As Bob Dylan once wrote, “the times they are a-changin’,” and in the near future the times will have changed so much that a holographic version of Bob Dylan will be able to sing you a song in your living room. And yes, it can even be the Bob Dylan from before his voice sounded like a chain smoking bartender with more DUIs than college credits.
But this bright future was far from inevitable. Like any great movement, it required decades of hard work from a single unsung pioneer: Richard Glomax.
Richard was the first person to realize that reality could be augmented when he began “enhancing” the credentials on his resume, introducing an uncanny valley between what was “real” and what was fantasy.
Here is a brief timeline of Richard’s pioneering work in augmenting reality:
Richard first augments reality when he declares he has tons of experience working with a grease fryer when applying for a job at Arby’s. It took two days, fifteen ruined batches of curly fries, and one formidable grease fire later before that reality went up in smoke.
Richard takes credit for inventing parachute pants in order to land a summer job stocking the shelves at Old Navy. “MC Hammer saw me wearing them first,” he boasted to a manager who would have literally hired a cardboard box if said box hadn’t already gotten a better offer from PacSun.
Richard lands his first tech job when he convinces IBM that he has a fail-safe solution to prevent the Y2K bug, but that they must hire him to find out what it is. At 12:01 AM January 1, 2000, Richard calls his superiors to take full credit for the world not ending. At 12:03 AM, he was let go.

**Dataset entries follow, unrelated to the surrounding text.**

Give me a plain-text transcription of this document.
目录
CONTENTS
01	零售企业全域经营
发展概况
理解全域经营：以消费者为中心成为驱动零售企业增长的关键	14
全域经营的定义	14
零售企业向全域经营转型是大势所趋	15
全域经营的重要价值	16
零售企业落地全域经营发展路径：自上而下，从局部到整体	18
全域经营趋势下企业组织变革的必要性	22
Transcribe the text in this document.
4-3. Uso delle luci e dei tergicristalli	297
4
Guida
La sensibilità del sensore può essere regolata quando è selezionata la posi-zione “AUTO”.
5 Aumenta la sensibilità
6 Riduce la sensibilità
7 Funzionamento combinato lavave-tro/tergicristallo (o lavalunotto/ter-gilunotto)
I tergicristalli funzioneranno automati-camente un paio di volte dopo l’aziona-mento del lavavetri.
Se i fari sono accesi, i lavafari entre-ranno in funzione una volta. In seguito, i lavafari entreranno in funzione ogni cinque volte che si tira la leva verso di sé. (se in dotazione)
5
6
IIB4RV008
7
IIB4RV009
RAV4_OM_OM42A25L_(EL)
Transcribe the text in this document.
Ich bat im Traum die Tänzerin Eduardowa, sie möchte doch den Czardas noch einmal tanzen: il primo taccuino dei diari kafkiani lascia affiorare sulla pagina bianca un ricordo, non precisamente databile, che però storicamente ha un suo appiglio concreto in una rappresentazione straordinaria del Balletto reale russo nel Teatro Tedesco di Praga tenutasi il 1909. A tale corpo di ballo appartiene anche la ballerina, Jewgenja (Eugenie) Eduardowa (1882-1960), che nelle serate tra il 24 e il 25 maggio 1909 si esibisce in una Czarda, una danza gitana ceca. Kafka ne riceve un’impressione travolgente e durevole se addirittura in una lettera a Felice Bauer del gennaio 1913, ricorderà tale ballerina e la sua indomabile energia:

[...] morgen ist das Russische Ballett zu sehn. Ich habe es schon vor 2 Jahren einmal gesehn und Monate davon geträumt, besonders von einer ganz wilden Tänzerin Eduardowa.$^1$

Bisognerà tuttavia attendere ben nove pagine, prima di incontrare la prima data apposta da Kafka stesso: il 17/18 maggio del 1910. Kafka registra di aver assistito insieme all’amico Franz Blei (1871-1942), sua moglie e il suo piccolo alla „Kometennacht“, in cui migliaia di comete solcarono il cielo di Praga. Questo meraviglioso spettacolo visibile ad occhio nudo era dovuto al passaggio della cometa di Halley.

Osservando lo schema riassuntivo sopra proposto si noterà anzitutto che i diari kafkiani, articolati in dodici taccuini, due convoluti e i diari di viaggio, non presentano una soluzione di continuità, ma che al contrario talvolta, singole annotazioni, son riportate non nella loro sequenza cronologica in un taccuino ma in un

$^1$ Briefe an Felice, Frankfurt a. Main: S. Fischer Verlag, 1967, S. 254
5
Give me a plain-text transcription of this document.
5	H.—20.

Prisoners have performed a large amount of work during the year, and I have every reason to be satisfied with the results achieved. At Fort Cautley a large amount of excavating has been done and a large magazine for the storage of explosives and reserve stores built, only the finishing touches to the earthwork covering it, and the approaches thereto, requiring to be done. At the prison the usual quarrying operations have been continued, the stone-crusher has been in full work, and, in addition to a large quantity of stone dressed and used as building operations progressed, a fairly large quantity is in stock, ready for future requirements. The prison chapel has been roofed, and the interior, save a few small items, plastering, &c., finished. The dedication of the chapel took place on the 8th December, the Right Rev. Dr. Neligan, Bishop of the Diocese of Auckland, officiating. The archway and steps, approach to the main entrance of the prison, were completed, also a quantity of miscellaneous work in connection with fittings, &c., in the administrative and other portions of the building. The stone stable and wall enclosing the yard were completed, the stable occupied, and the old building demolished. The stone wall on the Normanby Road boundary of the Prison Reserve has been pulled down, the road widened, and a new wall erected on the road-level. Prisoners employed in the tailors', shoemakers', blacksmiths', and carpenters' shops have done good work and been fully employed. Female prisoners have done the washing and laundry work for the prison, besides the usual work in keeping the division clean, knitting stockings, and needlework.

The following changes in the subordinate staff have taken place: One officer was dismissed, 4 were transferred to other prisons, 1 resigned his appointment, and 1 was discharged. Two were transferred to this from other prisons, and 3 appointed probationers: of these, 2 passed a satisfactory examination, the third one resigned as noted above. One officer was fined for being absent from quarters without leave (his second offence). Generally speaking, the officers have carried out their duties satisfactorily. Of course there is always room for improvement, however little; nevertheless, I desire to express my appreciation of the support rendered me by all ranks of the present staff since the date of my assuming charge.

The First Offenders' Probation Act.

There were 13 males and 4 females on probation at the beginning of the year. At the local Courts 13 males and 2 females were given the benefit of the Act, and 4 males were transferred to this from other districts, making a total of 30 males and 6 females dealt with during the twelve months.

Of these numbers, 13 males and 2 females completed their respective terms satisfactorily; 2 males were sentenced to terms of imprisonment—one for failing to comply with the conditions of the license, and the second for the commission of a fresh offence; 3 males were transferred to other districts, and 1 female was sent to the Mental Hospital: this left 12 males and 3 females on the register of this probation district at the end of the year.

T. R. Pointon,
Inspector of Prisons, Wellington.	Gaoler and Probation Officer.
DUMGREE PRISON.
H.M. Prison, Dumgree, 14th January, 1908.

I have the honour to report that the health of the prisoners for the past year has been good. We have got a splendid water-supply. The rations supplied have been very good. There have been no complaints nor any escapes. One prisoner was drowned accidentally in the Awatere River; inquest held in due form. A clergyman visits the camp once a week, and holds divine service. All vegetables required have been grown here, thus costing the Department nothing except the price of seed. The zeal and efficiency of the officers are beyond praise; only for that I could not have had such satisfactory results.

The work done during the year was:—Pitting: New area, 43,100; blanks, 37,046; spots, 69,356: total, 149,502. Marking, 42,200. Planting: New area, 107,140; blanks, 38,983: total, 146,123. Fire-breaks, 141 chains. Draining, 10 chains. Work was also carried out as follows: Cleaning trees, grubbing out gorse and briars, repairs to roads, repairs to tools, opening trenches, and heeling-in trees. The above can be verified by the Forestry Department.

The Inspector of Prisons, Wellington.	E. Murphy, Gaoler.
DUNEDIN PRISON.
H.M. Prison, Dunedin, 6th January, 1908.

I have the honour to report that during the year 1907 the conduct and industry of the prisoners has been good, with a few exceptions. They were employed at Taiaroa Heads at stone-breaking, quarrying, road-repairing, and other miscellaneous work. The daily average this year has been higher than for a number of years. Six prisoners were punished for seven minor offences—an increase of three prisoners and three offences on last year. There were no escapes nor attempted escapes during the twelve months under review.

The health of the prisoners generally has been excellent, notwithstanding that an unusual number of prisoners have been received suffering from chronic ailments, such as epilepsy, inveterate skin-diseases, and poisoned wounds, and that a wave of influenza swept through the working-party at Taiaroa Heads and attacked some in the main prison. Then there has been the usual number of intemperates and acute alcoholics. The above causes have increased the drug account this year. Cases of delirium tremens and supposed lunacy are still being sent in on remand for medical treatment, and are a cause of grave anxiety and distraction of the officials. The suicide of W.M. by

Richard insists that the film The Social Network left out the crucial fact that the Winklevoss twins came up with the original idea for Facebook while attending a performance of his improv troupe at Emerson College where he “yes-anded” a scene about a website that required a harvard.edu email address to join.
Richard is hired to lead Snap’s launch of Spectacles 2, which is a resounding success that brings AR to the masses and sells over five million units per day, making Snap the most profitable, successful company of all-time, according to Richard and his best friend, boss, and reality augmenting protégé Evan Spiegel.